Let $E$ a normed vector space and $L \neq E$ a vector subspace of $E$. Can $L$ contain any open ball of $E$?

Question

I was trying to solve a problem of the book Elementos de Topologia Geral by Elon Lages and I found an exercise that I don't have success. The exercise is: prove that any vector subspace $L≠E$ of a normed vector space $E$ couldn't contain any open ball of $E$. Could someone give me a hint? Thank you.

Answer 1

Think about a ball for a moment. There is a point in the centre, and then there are vectors (possibly short ones) from that point in all directions. If a ball is contained in a subspace, then all of those directions are contained in the subspace. Since the subspace is closed under scalar multiplication, we can stretch these direction vectors as much as we like, until we get every point in the space.

So, let's prove this. Let's suppose that $L$ is a subspace of $E$, and that $B[y; r] \subseteq L$. I aim to show that $L = E$. We already know $L \subseteq E$, so let's show $E \subseteq L$.

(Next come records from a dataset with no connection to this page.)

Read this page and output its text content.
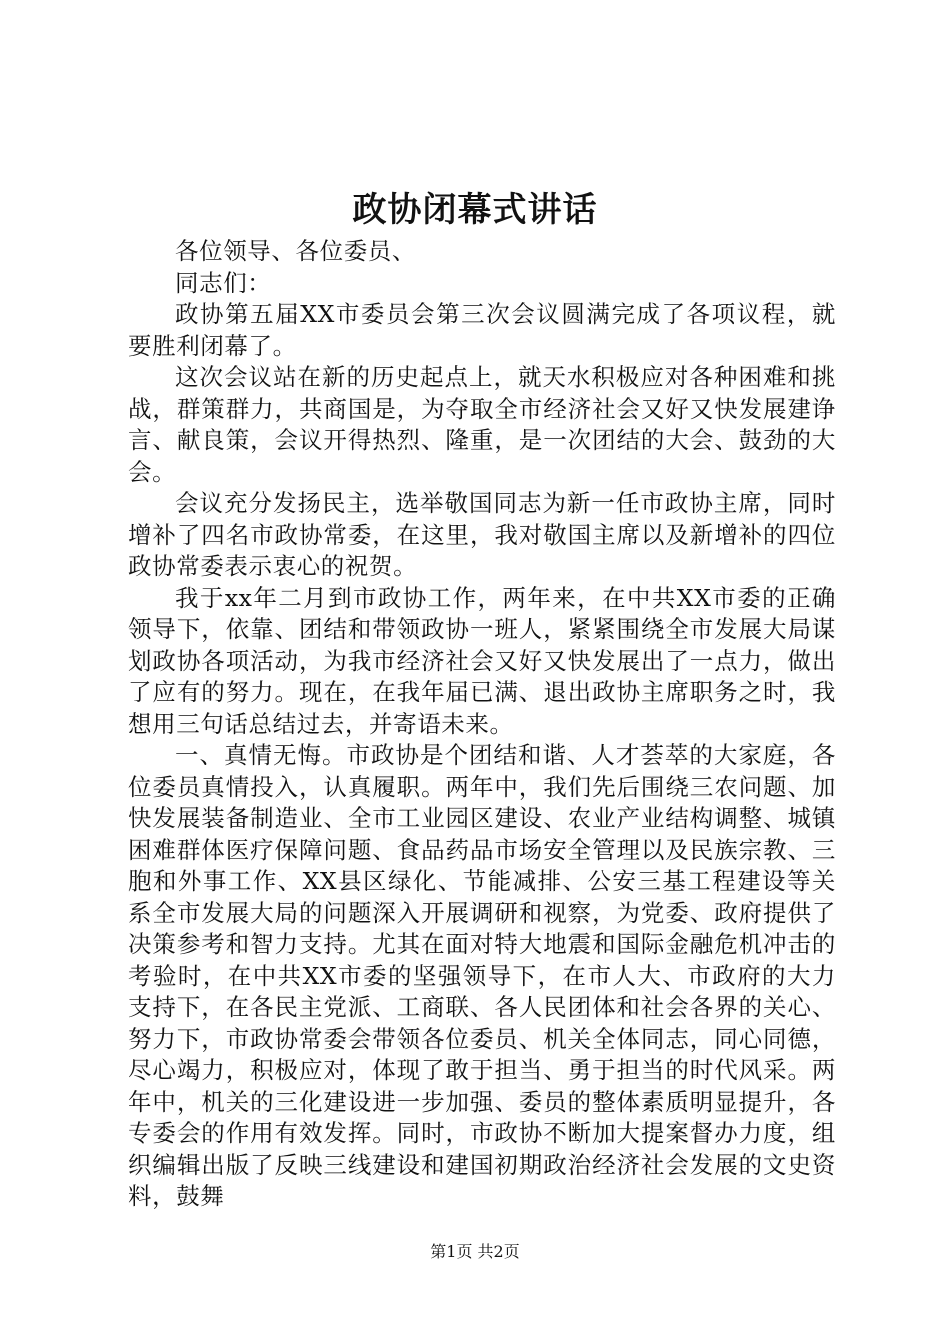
政协闭幕式讲话

各位领导、各位委员、

同志们：

政协第五届XX市委员会第三次会议圆满完成了各项议程，就要胜利闭幕了。

这次会议站在新的历史起点上，就天水积极应对各种困难和挑战，群策群力，共商国是，为夺取全市经济社会又好又快发展建诤言、献良策，会议开得热烈、隆重，是一次团结的大会、鼓劲的大会。

会议充分发扬民主，选举敬国同志为新一任市政协主席，同时增补了四名市政协常委，在这里，我对敬国主席以及新增补的四位政协常委表示衷心的祝贺。

我于xx年二月到市政协工作，两年来，在中共XX市委的正确领导下，依靠、团结和带领政协一班人，紧紧围绕全市发展大局谋划政协各项活动，为我市经济社会又好又快发展出了一点力，做出了应有的努力。现在，在我年届已满、退出政协主席职务之时，我想用三句话总结过去，并寄语未来。

一、真情无悔。市政协是个团结和谐、人才荟萃的大家庭，各位委员真情投入，认真履职。两年中，我们先后围绕三农问题、加快发展装备制造业、全市工业园区建设、农业产业结构调整、城镇困难群体医疗保障问题、食品药品市场安全管理以及民族宗教、三胞和外事工作、XX县区绿化、节能减排、公安三基工程建设等关系全市发展大局的问题深入开展调研和视察，为党委、政府提供了决策参考和智力支持。尤其在面对特大地震和国际金融危机冲击的考验时，在中共XX市委的坚强领导下，在市人大、市政府的大力支持下，在各民主党派、工商联、各人民团体和社会各界的关心、努力下，市政协常委会带领各位委员、机关全体同志，同心同德，尽心竭力，积极应对，体现了敢于担当、勇于担当的时代风采。两年中，机关的三化建设进一步加强、委员的整体素质明显提升，各专委会的作用有效发挥。同时，市政协不断加大提案督办力度，组织编辑出版了反映三线建设和建国初期政治经济社会发展的文史资料，鼓舞

第1页 共2页
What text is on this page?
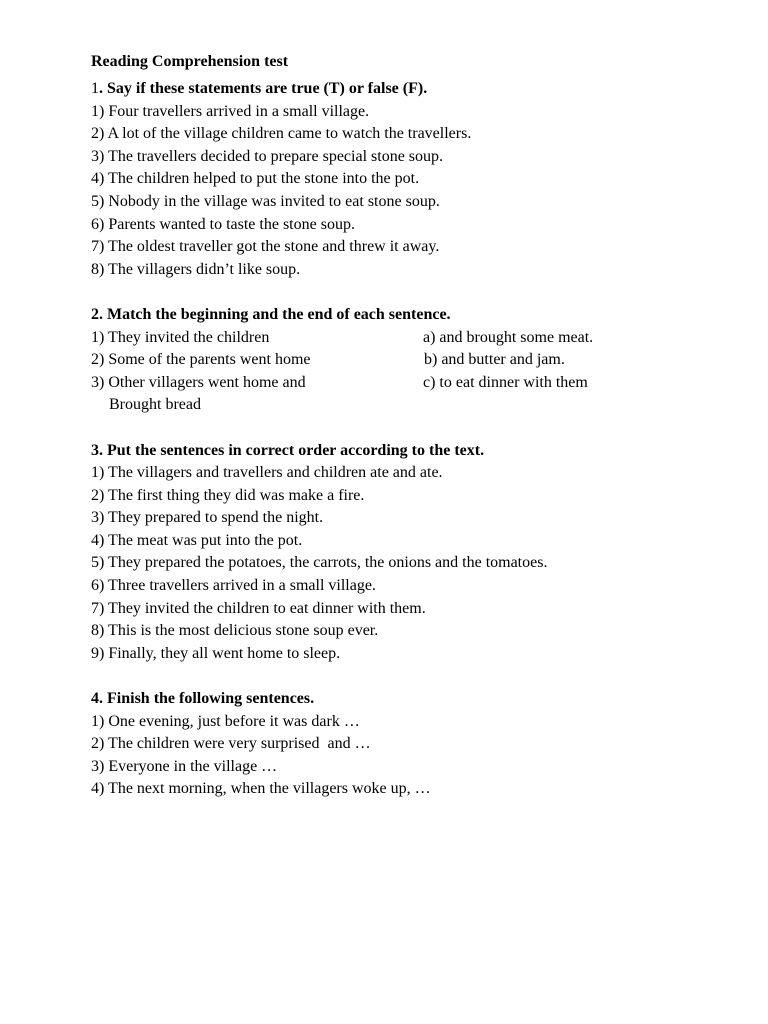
Reading Comprehension test
1. Say if these statements are true (T) or false (F).
1) Four travellers arrived in a small village.
2) A lot of the village children came to watch the travellers.
3) The travellers decided to prepare special stone soup.
4) The children helped to put the stone into the pot.
5) Nobody in the village was invited to eat stone soup.
6) Parents wanted to taste the stone soup.
7) The oldest traveller got the stone and threw it away.
8) The villagers didn’t like soup.
2. Match the beginning and the end of each sentence.
1) They invited the children	a) and brought some meat.
2) Some of the parents went home	b) and butter and jam.
3) Other villagers went home and	c) to eat dinner with them
Brought bread
3. Put the sentences in correct order according to the text.
1) The villagers and travellers and children ate and ate.
2) The first thing they did was make a fire.
3) They prepared to spend the night.
4) The meat was put into the pot.
5) They prepared the potatoes, the carrots, the onions and the tomatoes.
6) Three travellers arrived in a small village.
7) They invited the children to eat dinner with them.
8) This is the most delicious stone soup ever.
9) Finally, they all went home to sleep.
4. Finish the following sentences.
1) One evening, just before it was dark …
2) The children were very surprised  and …
3) Everyone in the village …
4) The next morning, when the villagers woke up, …
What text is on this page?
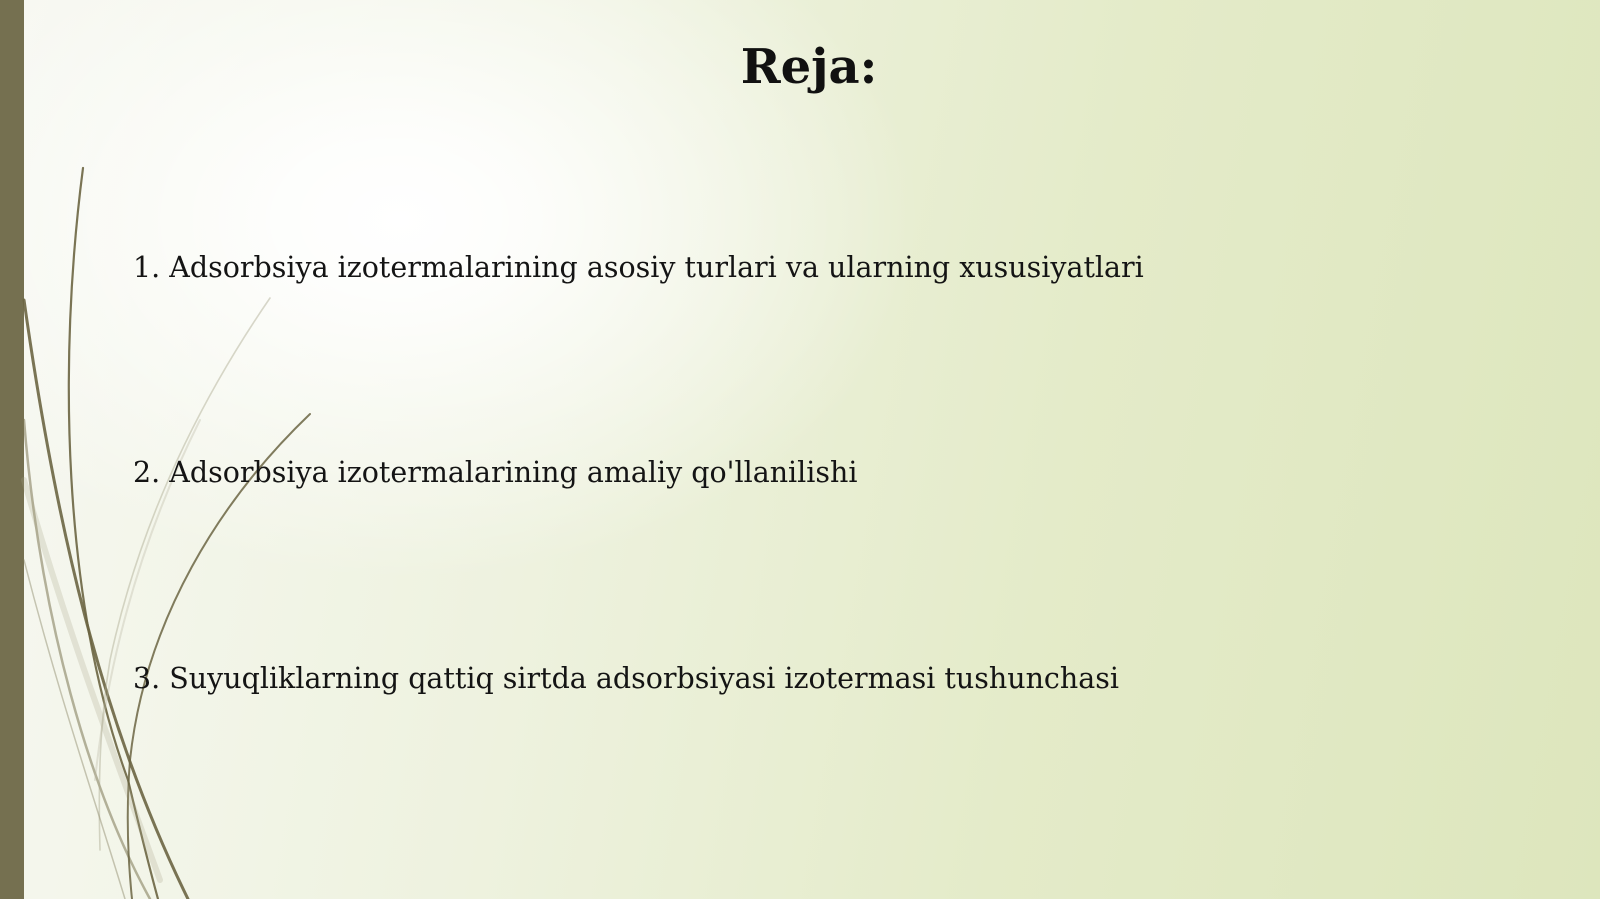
Reja:
1. Adsorbsiya izotermalarining asosiy turlari va ularning xususiyatlari
2. Adsorbsiya izotermalarining amaliy qo'llanilishi
3. Suyuqliklarning qattiq sirtda adsorbsiyasi izotermasi tushunchasi
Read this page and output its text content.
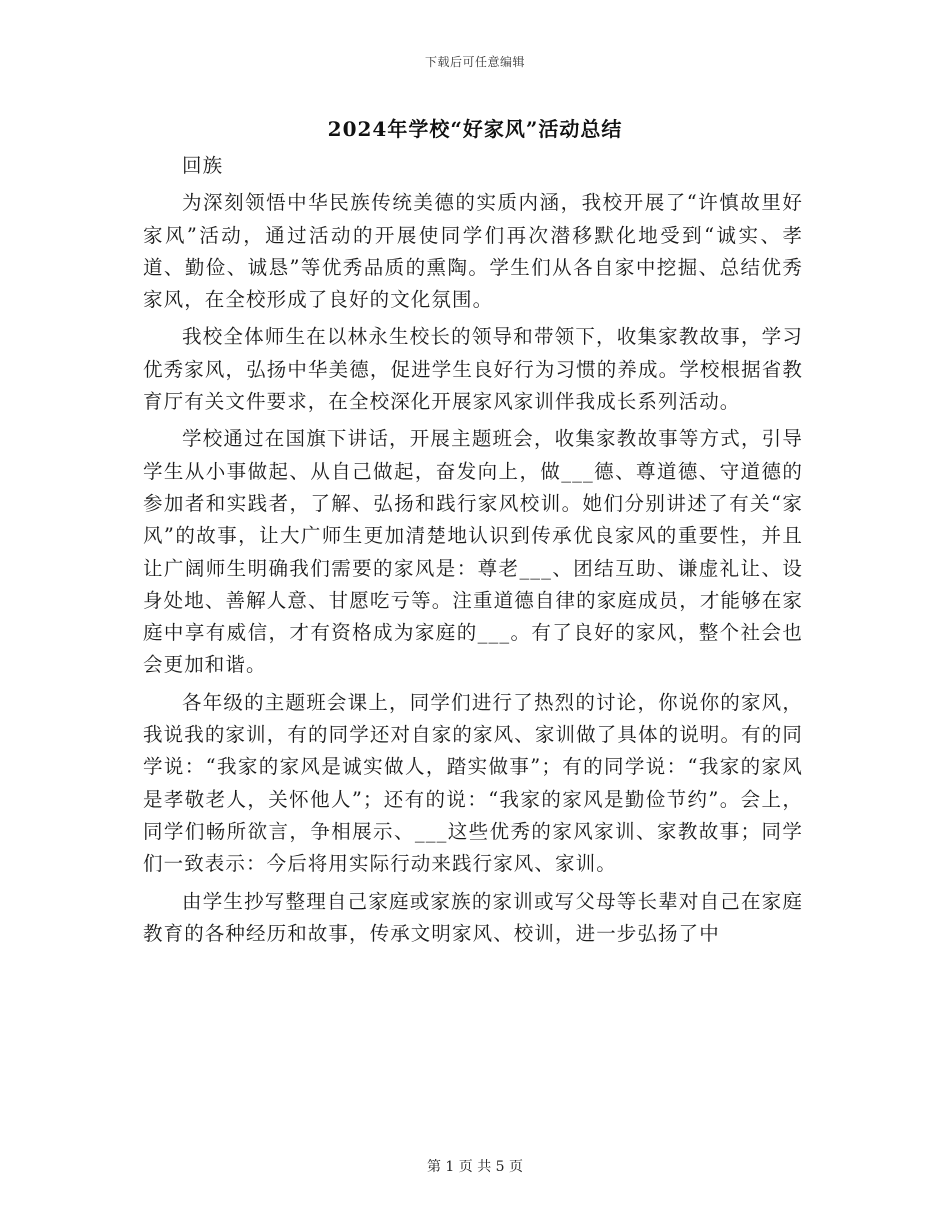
下载后可任意编辑
2024年学校“好家风”活动总结

回族

为深刻领悟中华民族传统美德的实质内涵，我校开展了“许慎故里好家风”活动，通过活动的开展使同学们再次潜移默化地受到“诚实、孝道、勤俭、诚恳”等优秀品质的熏陶。学生们从各自家中挖掘、总结优秀家风，在全校形成了良好的文化氛围。

我校全体师生在以林永生校长的领导和带领下，收集家教故事，学习优秀家风，弘扬中华美德，促进学生良好行为习惯的养成。学校根据省教育厅有关文件要求，在全校深化开展家风家训伴我成长系列活动。

学校通过在国旗下讲话，开展主题班会，收集家教故事等方式，引导学生从小事做起、从自己做起，奋发向上，做___德、尊道德、守道德的参加者和实践者，了解、弘扬和践行家风校训。她们分别讲述了有关“家风”的故事，让大广师生更加清楚地认识到传承优良家风的重要性，并且让广阔师生明确我们需要的家风是：尊老___、团结互助、谦虚礼让、设身处地、善解人意、甘愿吃亏等。注重道德自律的家庭成员，才能够在家庭中享有威信，才有资格成为家庭的___。有了良好的家风，整个社会也会更加和谐。

各年级的主题班会课上，同学们进行了热烈的讨论，你说你的家风，我说我的家训，有的同学还对自家的家风、家训做了具体的说明。有的同学说：“我家的家风是诚实做人，踏实做事”；有的同学说：“我家的家风是孝敬老人，关怀他人”；还有的说：“我家的家风是勤俭节约”。会上，同学们畅所欲言，争相展示、___这些优秀的家风家训、家教故事；同学们一致表示：今后将用实际行动来践行家风、家训。

由学生抄写整理自己家庭或家族的家训或写父母等长辈对自己在家庭教育的各种经历和故事，传承文明家风、校训，进一步弘扬了中

第 1 页 共 5 页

Suppose $x \in E$. I want to shrink down the vector from $0$ to $x$ until it is length $r$. The resulting vector is $r\frac{x}{\|x\|}$. Consequently, $y + r\frac{x}{\|x\|} \in B[y; r] \subseteq L$. Further, $y \in B[y; r] \subseteq L$, so $$r\frac{x}{\|x\|} = \left(y + r\frac{x}{\|x\|}\right) - y \in L,$$ since $L$ is closed under subtraction. Since it is also closed under scalar multiplication, $$x = \frac{\|x\|}{r}\left(r\frac{x}{\|x\|}\right) \in L$$ as well. Therefore, $E = L$ as required.